Question: What is I Am?
I Am is at the doorstep of God. It is not the Self Alone.
It could be said to be luminous, intimate, yet mysterious Presence.
- Luminous: meaning clear, bright, vivid, wakeful
- Intimate: “closer than close” and therefore not even possibly an it, an object
- Mysterious: insofar as “the slim yet perceptible gap” between I Am and What I Am is palpably felt. I Am. I know, immediately, I Am. But I don’t–yet–know What I Am.
- Presence: this “something,” which is not something and which is not “an extra,” is undeniably here-now-this.
Is I Amness the end of sadhana?
No, I Amness is the beginning–the true start–that is almost but not quite the end.
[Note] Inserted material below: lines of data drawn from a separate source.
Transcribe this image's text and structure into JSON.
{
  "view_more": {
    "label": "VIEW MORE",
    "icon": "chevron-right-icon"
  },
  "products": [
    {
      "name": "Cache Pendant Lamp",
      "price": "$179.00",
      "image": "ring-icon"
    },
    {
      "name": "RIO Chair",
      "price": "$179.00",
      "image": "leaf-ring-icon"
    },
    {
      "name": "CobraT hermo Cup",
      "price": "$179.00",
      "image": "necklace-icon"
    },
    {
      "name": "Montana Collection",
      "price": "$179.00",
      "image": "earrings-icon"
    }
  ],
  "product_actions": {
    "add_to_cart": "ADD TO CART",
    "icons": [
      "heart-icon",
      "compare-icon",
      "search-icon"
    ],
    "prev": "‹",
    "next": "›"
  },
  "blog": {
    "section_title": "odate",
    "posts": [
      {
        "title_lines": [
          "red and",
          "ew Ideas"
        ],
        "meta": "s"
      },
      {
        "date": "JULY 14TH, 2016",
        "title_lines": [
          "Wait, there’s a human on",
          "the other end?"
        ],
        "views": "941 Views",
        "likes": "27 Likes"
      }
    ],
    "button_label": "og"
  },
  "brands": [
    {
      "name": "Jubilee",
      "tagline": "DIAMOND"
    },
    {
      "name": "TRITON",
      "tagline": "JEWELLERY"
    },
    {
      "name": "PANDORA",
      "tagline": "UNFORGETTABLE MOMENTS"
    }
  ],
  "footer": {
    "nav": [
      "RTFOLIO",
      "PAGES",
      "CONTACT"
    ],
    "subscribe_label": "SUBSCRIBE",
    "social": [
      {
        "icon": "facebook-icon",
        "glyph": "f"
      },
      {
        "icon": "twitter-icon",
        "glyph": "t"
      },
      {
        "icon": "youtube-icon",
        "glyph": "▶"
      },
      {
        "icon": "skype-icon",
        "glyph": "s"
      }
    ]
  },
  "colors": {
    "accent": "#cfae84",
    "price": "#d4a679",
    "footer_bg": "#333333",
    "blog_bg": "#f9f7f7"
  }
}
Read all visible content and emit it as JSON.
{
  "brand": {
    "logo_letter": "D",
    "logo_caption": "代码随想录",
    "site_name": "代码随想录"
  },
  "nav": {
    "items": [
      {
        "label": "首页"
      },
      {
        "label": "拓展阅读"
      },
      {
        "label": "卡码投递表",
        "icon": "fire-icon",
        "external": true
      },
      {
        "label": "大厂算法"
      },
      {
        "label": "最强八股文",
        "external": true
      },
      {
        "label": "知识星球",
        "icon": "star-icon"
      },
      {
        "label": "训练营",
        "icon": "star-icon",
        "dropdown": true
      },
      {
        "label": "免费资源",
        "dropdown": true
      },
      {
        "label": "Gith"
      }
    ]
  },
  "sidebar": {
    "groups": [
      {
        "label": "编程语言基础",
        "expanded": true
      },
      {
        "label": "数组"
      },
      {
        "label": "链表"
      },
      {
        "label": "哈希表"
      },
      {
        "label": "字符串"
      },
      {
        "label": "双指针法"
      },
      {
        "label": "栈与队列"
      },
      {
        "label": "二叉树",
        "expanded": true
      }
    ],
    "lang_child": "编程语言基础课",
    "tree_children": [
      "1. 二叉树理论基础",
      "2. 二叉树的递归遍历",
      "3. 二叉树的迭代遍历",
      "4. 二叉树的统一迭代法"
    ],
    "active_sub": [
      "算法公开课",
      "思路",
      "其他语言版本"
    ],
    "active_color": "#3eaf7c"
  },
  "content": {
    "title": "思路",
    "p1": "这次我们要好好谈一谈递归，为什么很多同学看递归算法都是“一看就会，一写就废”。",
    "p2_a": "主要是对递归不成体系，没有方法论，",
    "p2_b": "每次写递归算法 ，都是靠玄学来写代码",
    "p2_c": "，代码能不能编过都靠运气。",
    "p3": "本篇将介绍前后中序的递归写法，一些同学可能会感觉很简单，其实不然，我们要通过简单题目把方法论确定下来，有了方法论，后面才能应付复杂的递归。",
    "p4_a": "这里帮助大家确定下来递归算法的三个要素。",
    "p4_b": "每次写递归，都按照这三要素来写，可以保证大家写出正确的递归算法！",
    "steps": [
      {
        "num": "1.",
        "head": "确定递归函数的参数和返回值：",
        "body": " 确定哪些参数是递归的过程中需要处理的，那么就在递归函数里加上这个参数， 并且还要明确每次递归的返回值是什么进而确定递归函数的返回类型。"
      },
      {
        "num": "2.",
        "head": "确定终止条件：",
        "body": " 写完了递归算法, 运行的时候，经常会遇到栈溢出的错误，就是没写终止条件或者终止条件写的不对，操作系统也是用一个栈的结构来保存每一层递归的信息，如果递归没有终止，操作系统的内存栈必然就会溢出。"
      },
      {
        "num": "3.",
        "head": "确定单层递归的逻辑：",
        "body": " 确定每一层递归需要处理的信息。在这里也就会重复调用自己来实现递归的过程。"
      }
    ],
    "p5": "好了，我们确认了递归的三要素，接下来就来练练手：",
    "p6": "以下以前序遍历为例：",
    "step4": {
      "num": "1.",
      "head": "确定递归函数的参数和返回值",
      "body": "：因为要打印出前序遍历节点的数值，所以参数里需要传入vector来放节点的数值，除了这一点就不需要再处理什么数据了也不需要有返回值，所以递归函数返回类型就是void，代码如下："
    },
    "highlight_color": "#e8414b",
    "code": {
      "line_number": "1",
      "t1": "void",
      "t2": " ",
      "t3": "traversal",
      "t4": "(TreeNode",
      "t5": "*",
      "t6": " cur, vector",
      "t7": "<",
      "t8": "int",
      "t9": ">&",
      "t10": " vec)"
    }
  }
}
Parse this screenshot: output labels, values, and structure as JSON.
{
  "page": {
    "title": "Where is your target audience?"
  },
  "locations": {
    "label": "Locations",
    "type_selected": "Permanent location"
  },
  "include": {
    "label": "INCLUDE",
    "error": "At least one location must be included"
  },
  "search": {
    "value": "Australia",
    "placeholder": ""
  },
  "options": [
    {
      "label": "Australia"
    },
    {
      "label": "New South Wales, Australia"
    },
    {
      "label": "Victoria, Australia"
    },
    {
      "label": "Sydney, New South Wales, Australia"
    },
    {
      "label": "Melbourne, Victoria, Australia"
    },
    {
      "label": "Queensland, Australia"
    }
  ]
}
If you stop at I Amness, then you’re nesting in a state, a concept. Those who nest in I Amness do not know who they are.
This is why the great Chan masters urge us to probe the huatou–here, I Am. When you probe I Am, you quiver in wonderment.
The practice is like trying to recall a name, a word that is at the tip of your tongue. You stay with this quivering. You open to the stirring, to the wonderment. When you gently probe and probe the recollection, perhaps–Ah!–the truth is revealed.
Probing I Amness is somewhat like this. The main difference, of course, is that to probe I Amness is to put everything on the line.